Lithium Extends Anti-Depressant Effects of Ketamine in Mice
While it can sometimes take weeks for the effects of antidepressant treatments to appear, intravenous ketamine can produce antidepressant effects in as little as two hours. However, ketamine’s effects fade after three to five days. New animal research by Chi-Tso Chiu et al. explores whether adding lithium to ketamine treatment can produce more sustained antidepressant effects.
Mice who are restrained by being placed in a tube for several hours (chronic restraint stress) exhibit a behavioral and neurochemical profile that resembles human depression. When Chiu and colleagues pretreated these stressed mice with sub-therapeutic doses of lithium (600 mg/L) in their drinking water for several weeks, a sub-therapeutic dose of ketamine (2.5 mg/kg of body weight) was enough to produce robust antidepressant effects in the mice, while neither drug alone was effective at these doses.
The combination of ketamine and lithium also restored the density of spines on the dendrites of neurons in the medial prefrontal cortex. Post-treatment with lithium (1200 mg/L) for several weeks was also successful in extending the effects of a single (50 mg/kg) ketamine injection.
Both lithium and ketamine affect the intracellular signaling pathway mTOR. Ketamine activates the pathway, increasing levels of synaptic proteins and dendritic spine density. It also increases brain-derived neurotrophic factor (BDNF) and the BDNF receptor TrkB. BDNF is important for learning and memory.
When lithium was added to the treatment of the mice with ketamine, the mTOR and BNDF pathways were further activated. Lithium also inhibits the receptor GSK-3, supporting ketamine’s rapid-acting antidepressant effects.
Ketamine treatment can produce oxidative stress, in which toxic free radicals can endanger cells, and the addition of low doses of lithium also completely prevented this neurochemical side effect.

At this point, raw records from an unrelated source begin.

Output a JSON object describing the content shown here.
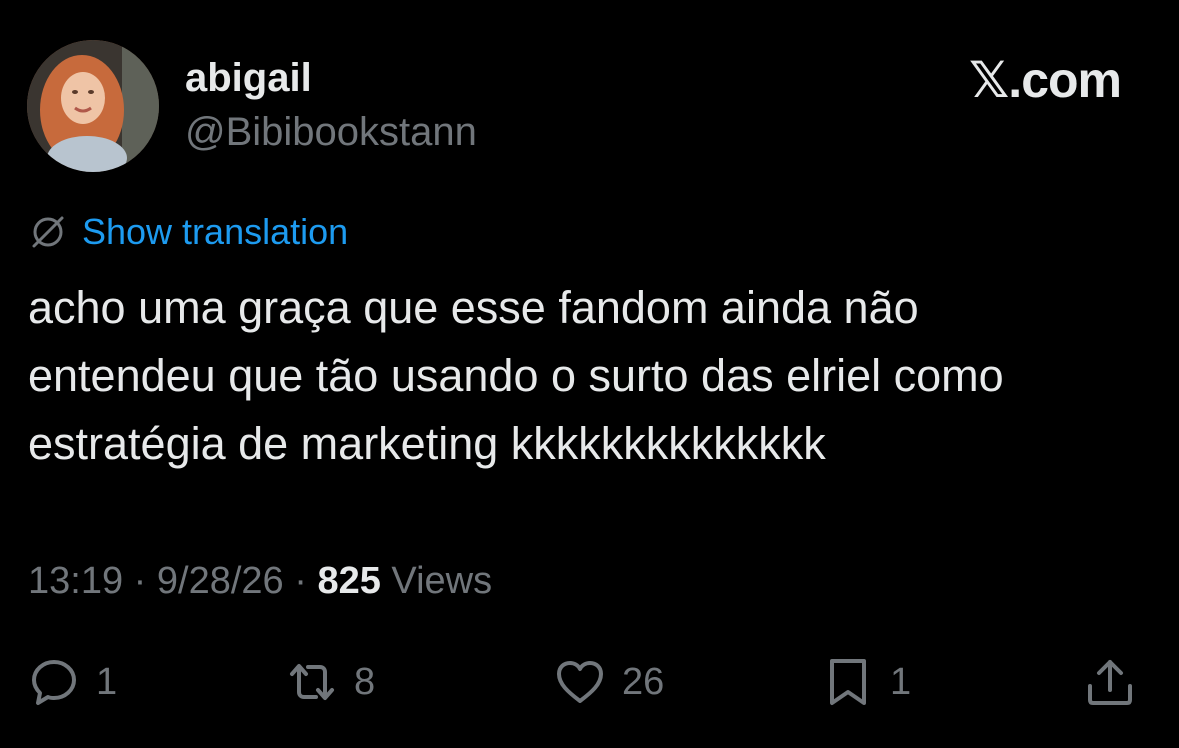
{
  "user": {
    "display_name": "abigail",
    "handle": "@Bibibookstann",
    "avatar_icon": "profile-photo"
  },
  "brand": {
    "label": "𝕏.com"
  },
  "translation": {
    "label": "Show translation",
    "icon": "globe-slash-icon",
    "color": "#1d9bf0"
  },
  "tweet": {
    "text": "acho uma graça que esse fandom ainda não\nentendeu que tão usando o surto das elriel como\nestratégia de marketing kkkkkkkkkkkkkk"
  },
  "meta": {
    "time": "13:19",
    "sep1": " · ",
    "date": "9/28/26",
    "sep2": " · ",
    "views_count": "825",
    "views_label": " Views"
  },
  "actions": {
    "reply": {
      "icon": "reply-icon",
      "count": "1"
    },
    "retweet": {
      "icon": "retweet-icon",
      "count": "8"
    },
    "like": {
      "icon": "heart-icon",
      "count": "26"
    },
    "bookmark": {
      "icon": "bookmark-icon",
      "count": "1"
    },
    "share": {
      "icon": "share-icon"
    }
  },
  "colors": {
    "background": "#000000",
    "primary_text": "#e7e9ea",
    "secondary_text": "#71767b",
    "link": "#1d9bf0"
  }
}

Chiu and colleagues hope that the findings of this study in mice can eventually be applied to research in humans in the hopes of finding a clinical option that would sustain the rapid-onset antidepressant effects of ketamine for the long term.
In Mice, Autism-Like Behavior Connected to Problems Pruning Dendritic Spines
Autism spectrum disorders are associated with developmental abnormalities at excitatory synapses. Dendrites, the branched projections of neurons where electrical signals are passed from one cell to the next, are covered in hundreds to thousands of spines that facilitate the synaptic connections with other neurons. These spines are created and also pruned as part of normal learning and development.
Post-mortem examination of the brains of patients with autism spectrum disorders shows increased density of dendritic spines and less pruning in certain neurons in the temporal lobe. These examinations also show impaired mTOR autophagy. MTOR is a protein that plays a role in cell growth and survival. Autophagy is the normal process by which some components of cells are broken down.
A 2014 study by Guomei Tang et al. in the journal Neuron showed that mice that are genetically altered to have overactive mTOR also have reduced dendritic spine pruning, blockade of autophagy, and increased autism-like behaviors. An immunosuppressant drug called rapamycin inhibits mTOR, and treating the mice with this drug corrected the problems with spine pruning and the autism-like behaviors. (This was not true for mice who had been altered to have another type of autophagy.) Normal spine formation was not affected by the restored pruning ability.
Tang et al. concluded that mTOR autophagy plays an important role in dendritic spine pruning, and that restoring neuronal autophagy can correct synaptic abnormalities and restore normative social behavior in mice with hyperactive mTOR.